Australia's Internet service and carriage providers are staring down the barrel of stiff legislative requirements to provide law enforcement, intelligence agencies and other authorised bodies with the capability to intercept IP traffic for lawful purposes delegates at the Hack 2003 IT security conference have been told.

While telephone tapping is nothing new, Umar Goldeli, founder of carrier interception technology firm Universal Defence told the audience that authorities, carriers and ISPs ultimately have to come to terms with what lawful IP interception "actually involves at the coalface".

A significant issue understood to be facing authorities is that in order to obtain useable 'product', data streams must be intercepted as close to the source as possible - which effectively means going into ISPs small and large to gain access to traffic.

"The closer you are to the entry point to the network, the higher the quality of the data intercepted. Almost anything can happen between ISP 'A' and carrier 'B' - like inter-customer traffic, multiple upstreams and asymmetric routing. Half of your [target] traffic might go out through carrier A and come back through carrier B.

"That's not uncommon, but it is very difficult to coordinate [an intercept ordered by a warrant], because it's taking a completely different path and that means if you only get one side, you miss half of the communication.

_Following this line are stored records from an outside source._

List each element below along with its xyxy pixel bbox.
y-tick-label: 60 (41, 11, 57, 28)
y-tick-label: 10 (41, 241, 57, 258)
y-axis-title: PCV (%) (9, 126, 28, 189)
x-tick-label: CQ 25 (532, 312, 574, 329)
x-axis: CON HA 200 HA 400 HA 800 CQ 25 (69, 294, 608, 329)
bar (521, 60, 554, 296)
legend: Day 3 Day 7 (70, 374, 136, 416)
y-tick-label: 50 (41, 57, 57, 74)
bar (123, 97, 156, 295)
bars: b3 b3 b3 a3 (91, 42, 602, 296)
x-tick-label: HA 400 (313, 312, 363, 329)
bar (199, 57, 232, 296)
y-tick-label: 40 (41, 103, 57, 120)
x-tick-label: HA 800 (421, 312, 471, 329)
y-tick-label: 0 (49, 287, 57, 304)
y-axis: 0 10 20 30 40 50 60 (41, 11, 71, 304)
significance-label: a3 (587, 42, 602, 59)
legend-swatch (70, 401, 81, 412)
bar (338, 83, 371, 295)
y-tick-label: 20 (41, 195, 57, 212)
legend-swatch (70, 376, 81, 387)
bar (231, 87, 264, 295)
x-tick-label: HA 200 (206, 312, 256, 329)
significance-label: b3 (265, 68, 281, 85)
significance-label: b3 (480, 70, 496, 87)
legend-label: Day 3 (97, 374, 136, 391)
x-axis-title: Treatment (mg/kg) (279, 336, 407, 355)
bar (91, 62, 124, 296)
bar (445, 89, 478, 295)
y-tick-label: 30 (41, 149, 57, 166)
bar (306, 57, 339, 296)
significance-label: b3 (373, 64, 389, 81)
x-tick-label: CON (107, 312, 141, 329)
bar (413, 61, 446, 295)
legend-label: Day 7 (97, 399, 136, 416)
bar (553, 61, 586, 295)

You have to be able to pull it off closer to the source," Goldeli says.

While telcos are predicably silent on such issues and argue they never discuss any operational security matters, a senior source at a tier one network and communications supplier familiar with interception issues confirmed that demand for IP interception from the government is indeed growing.

"The pressure is definitely on since S11 [to provide IP intercept capability]. There's a lot going on. With data and wireless it's a lot more complicated than voice, so people who do voice now have to look at those capabilities. A lot of our customers, large and medium size, who would previously do the bare minimum are looking at [their IP intercept capabilities]. They are getting a lot more pressure to acquiesce," the source, who agreed to comment on condition of anonymity.

Goldeli argues that a point of difference on the local landscape is that Australian authorities require carriers or ISPs to self-fund any capital investment for government interception requirements, a situation that around 700 smaller ISP are probably yet to grapple with.

"As more communications move to IP, so will the requirements for monitoring at a similar rate. A substantial proportion of criminals and persons or organisations of interest now use IP through ISPs and that will grow because there is a perception that the Internet is anonymous. These requirements are law - if you don't or can't comply you can be shut down by the Australian Communications Authority," Goldeli said.